Кириллов миновал две комнаты, слабо освещенные лампами под длинными абажурами, у двери кабинета остановился на секунду, потом приподнял портьеру и вошел.
Сначала он не разглядел ясно ни Валентины, ни окружающих предметов, хотя сумрак в этой комнате был легче и ярче, нежели в других, которыми он шел. Высокая лампа с полу была прикрыта не темным, а бледным, тонким золотистым абажуром, и комнату наполняли янтарные лучи, туманные и горячие. Лампа освещала снизу широкие, зубчатые листы двух громадных пальм, уходящих к потолку. Воздух был душен, но не душист. Ни гиацинтов, ни лилий не замечалось. Только гибкие, ломкие и нежные златоцветы высоко подымали на столе свои головки; но они были слишком невинны, чтобы благоухать.
— Это вы? — произнесла Валентина тихо. — Здравствуйте. Я вас ждала. А я сегодня совсем больна.
Кириллов подошел ближе и увидал Валентину на низеньком турецком диване. Она даже велела принести из спальни две белые подушки. Шелковые и вышитые жгли ей лицо.
— Вы больны? — с тревогой сказал Кириллов, целуя тонкую руку и заглядывая в блестящие глаза. — Давно больны? Что с вами? Что такое?
— Нет, ничего, пустяки… Маленькая лихорадка, завтра пройдет. Я простудилась немного, погода сырая, резкие перемены… Завтра пройдет, — прибавила она опять, опускаясь на подушки. — Сегодня, конечно, не очень хорошо: шум, звон в голове, сердце стучит, мысли такие резкие, быстрые, ясные.
Кириллов положил шапку и осторожно присел на низенький пуф около дивана.
— Может быть, я вам мешаю? Может быть, вам нужен покой, отдых? Завтра…
— Нет, нет, — прервала его Валентина нетерпеливо. — Я говорю вам, что у меня такие ясные, резкие мысли. И одной мне гораздо хуже, я прислушиваюсь, как стучит кровь в висках, как поднимается температура. Вы будьте со мной, точно со здоровой. Да я и почти здорова.
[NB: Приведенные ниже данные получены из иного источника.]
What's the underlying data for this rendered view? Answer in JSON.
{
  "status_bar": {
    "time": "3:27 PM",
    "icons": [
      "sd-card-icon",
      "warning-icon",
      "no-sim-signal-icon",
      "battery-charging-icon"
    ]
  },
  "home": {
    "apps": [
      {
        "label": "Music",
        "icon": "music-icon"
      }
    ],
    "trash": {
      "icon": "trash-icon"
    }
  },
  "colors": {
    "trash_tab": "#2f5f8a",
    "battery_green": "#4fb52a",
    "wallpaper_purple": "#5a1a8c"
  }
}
Даже расположение духа мое не меняется от случайной лихорадки, и теперь не изменилось. Я всегда я… а в болезни, мне кажется, я даже больше я, чем всегда, — прибавила она с раздумьем.
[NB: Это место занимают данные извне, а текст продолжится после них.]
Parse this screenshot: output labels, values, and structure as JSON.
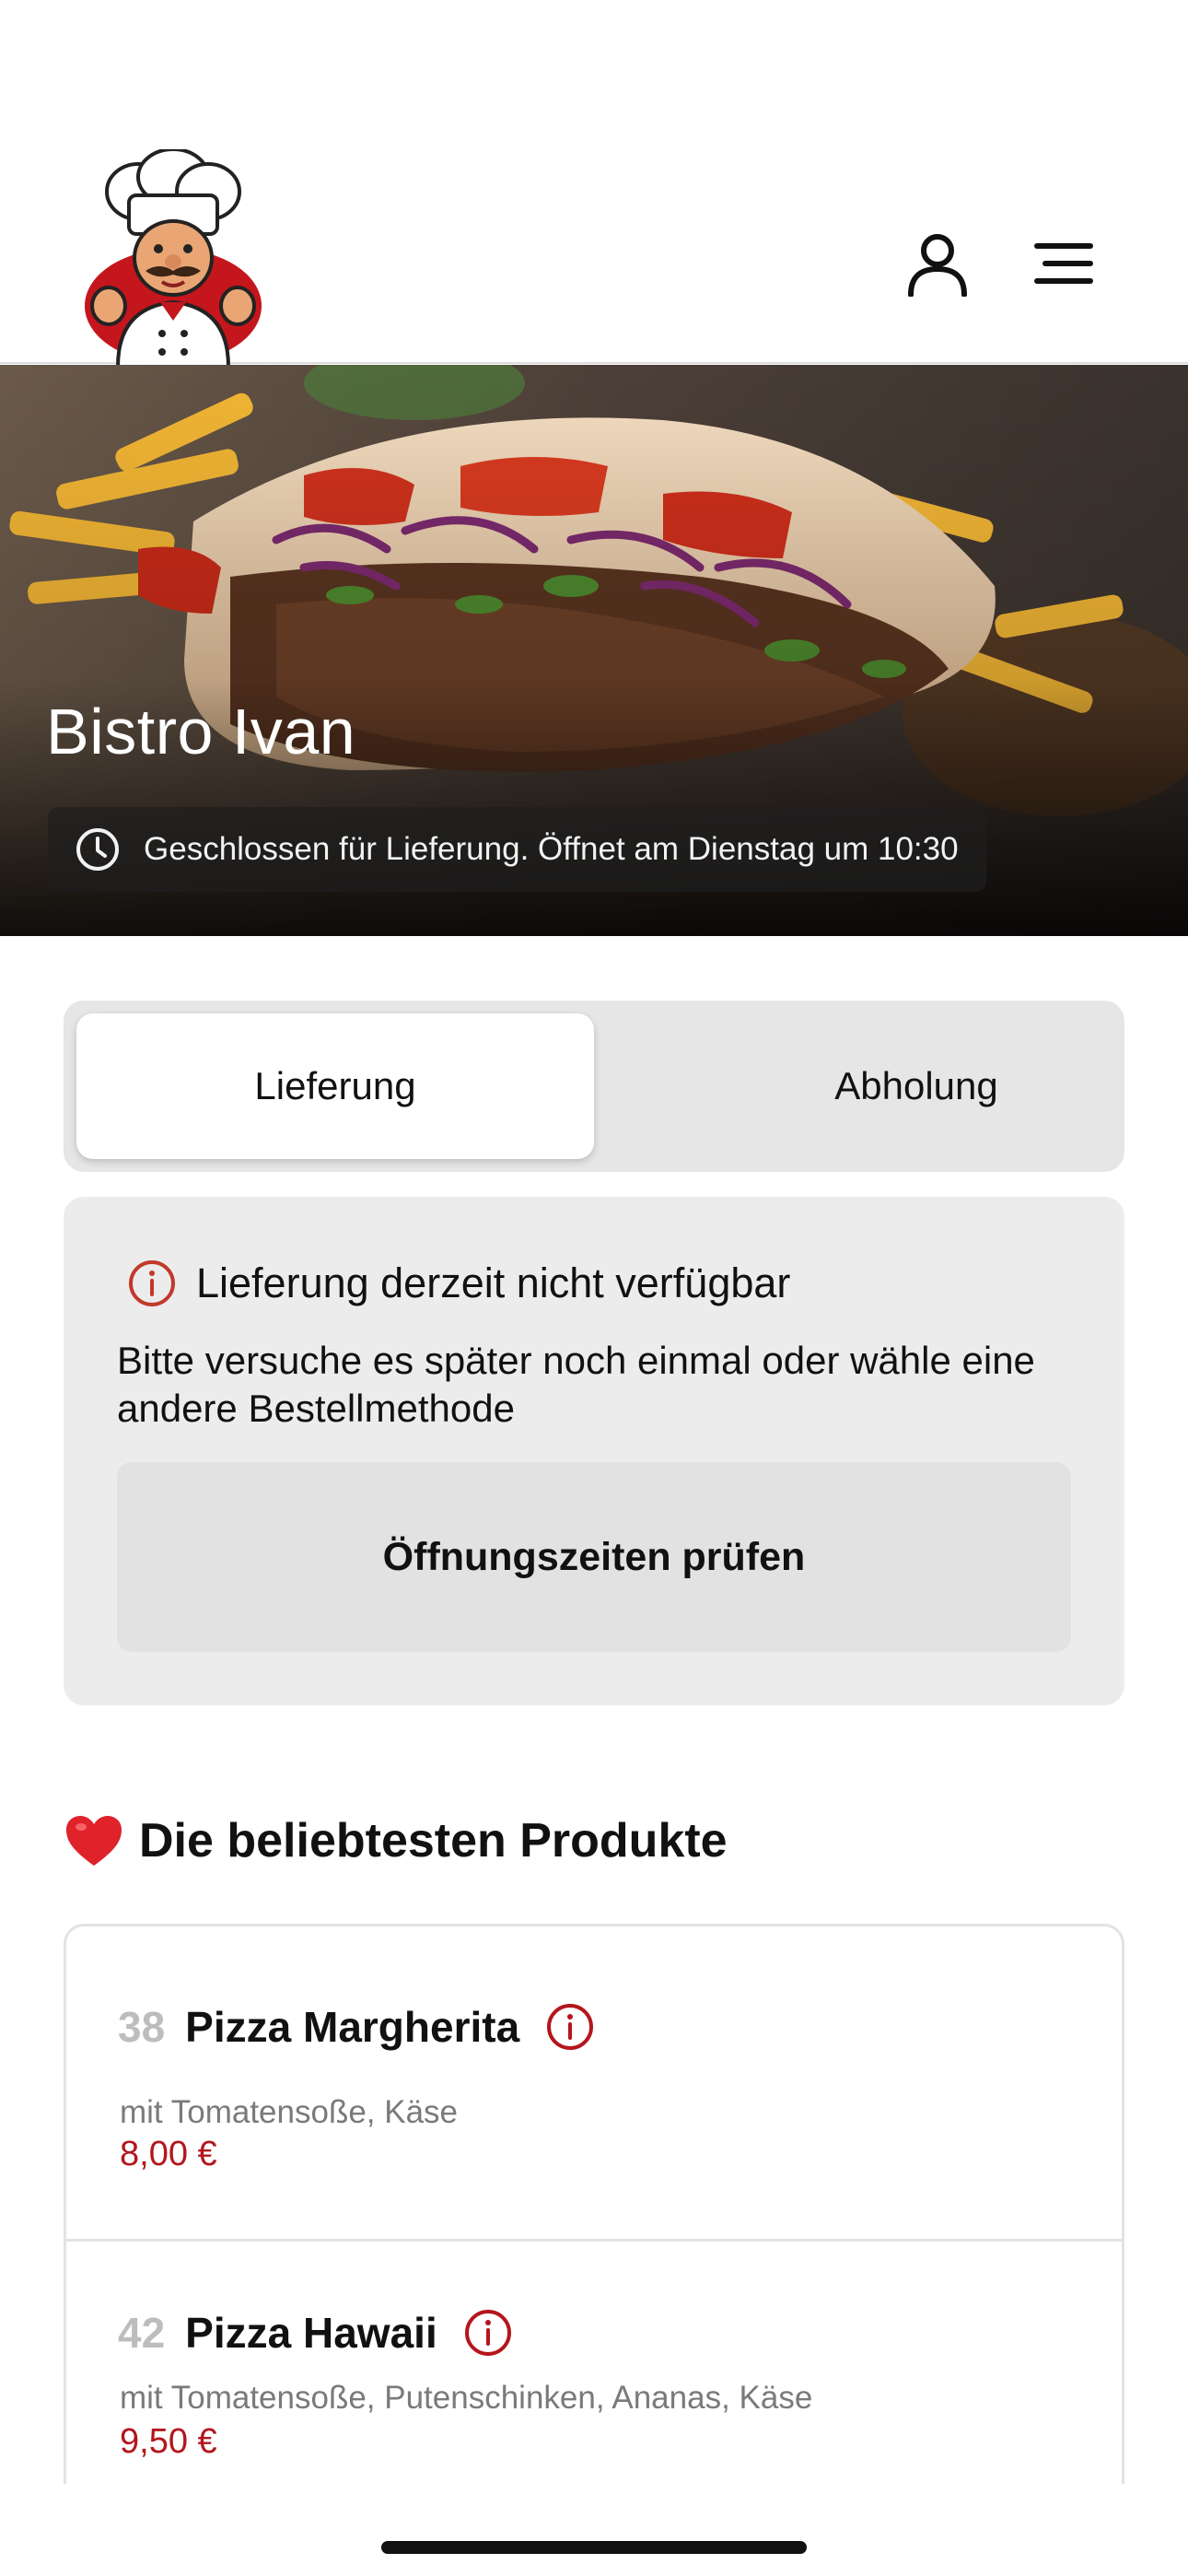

Кириллов так же, как смотрел утром в тусклое зеркало на свое изображение, не видя его, смотрел теперь на Валентину, почти не замечая ее: он обдумывал слова, которые сейчас скажет ей.
А между тем Валентина была странно красива в этот вечер. Лицо, широкое у висков, с узким и маленьким подбородком, — казалось бледным, несмотря на жар. Черные волосы, слегка растрепанные, тонко вились на висках. Глаза, огромные, окруженные тенью, полуоткрытые, слабо мерцали. На ней было надето просторное, густо собранное платье из тончайшего китайского шелка, светло-желтого и обнявшего ее, как нежная золотистая пена. Платье кончалось к вороту прозрачным, старинным кружевом, тоже чуть желтоватым, но не блестящим, а матовым. Сквозь кружева белела нежная, почти девическая шея. Широкие, мягкие рукава доходили только до локтя. Из-под бесчисленных складок платья виднелась небольшая нога в черной лакированной туфле без каблука и в черном, очень тонком чулке с вышитыми золотыми стрелками.
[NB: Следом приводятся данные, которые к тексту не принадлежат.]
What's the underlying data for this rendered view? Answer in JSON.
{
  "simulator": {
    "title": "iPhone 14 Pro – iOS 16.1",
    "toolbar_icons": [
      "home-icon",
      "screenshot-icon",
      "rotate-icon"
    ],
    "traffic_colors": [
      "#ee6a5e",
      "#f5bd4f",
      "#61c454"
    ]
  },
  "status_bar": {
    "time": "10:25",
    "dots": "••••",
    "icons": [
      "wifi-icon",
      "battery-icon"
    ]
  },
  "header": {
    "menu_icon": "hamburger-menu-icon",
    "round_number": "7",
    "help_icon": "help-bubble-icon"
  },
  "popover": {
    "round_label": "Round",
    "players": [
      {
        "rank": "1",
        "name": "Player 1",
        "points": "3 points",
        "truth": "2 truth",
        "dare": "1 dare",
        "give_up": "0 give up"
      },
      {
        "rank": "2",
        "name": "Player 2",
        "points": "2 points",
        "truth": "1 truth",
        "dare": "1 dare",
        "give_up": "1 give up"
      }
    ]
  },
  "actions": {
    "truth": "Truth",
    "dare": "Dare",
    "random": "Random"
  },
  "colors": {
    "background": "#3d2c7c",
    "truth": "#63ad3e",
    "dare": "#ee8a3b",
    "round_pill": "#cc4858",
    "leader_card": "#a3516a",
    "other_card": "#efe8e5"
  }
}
— Вы молчите? — сказала Валентина, опять приподнимаясь. — Мы так давно не видались, а вы не хотите мне ничего рассказать? Вас, верно, смущают подушки, весь этот больничный вид. Знаете, я лучше сяду, вот хоть в кресло рядом… Вы увидите, я и сама скоро забуду о своей болезни…
Она легко встала, собрав складки нежного платья, и, действительно, села в кресло, положив руки на колени.
Кириллов обернулся, посмотрел на нее несколько секунд — и вдруг, неожиданно склонившись, припал к ее рукам.
Он целовал попеременно то одну, то другую и повторял тихо:
— Дорогая, милая… Ведь вы мне разрешаете говорить о любви… любить вас? Ведь прошел искус, да? Ведь вы убедились, что у меня верное, истинно верное сердце?
Валентина не отнимала рук, но молчала. Она не знала, что ответить на его слова.
— Радость моя, — продолжал Кириллов, — скажите мне все… Повторите то, что уже сказали один раз, — и чему я бесповоротно поверил, как свято верю каждому вашему слову. Ну, скажите, вы меня любите? Как вы меня любите? Я так ждал, я так верил, я стою теперь вашей речи… Отчего вы молчите? Эта минута — серьезная, важная, изменяющая нашу жизнь и внешнюю, и внутреннюю…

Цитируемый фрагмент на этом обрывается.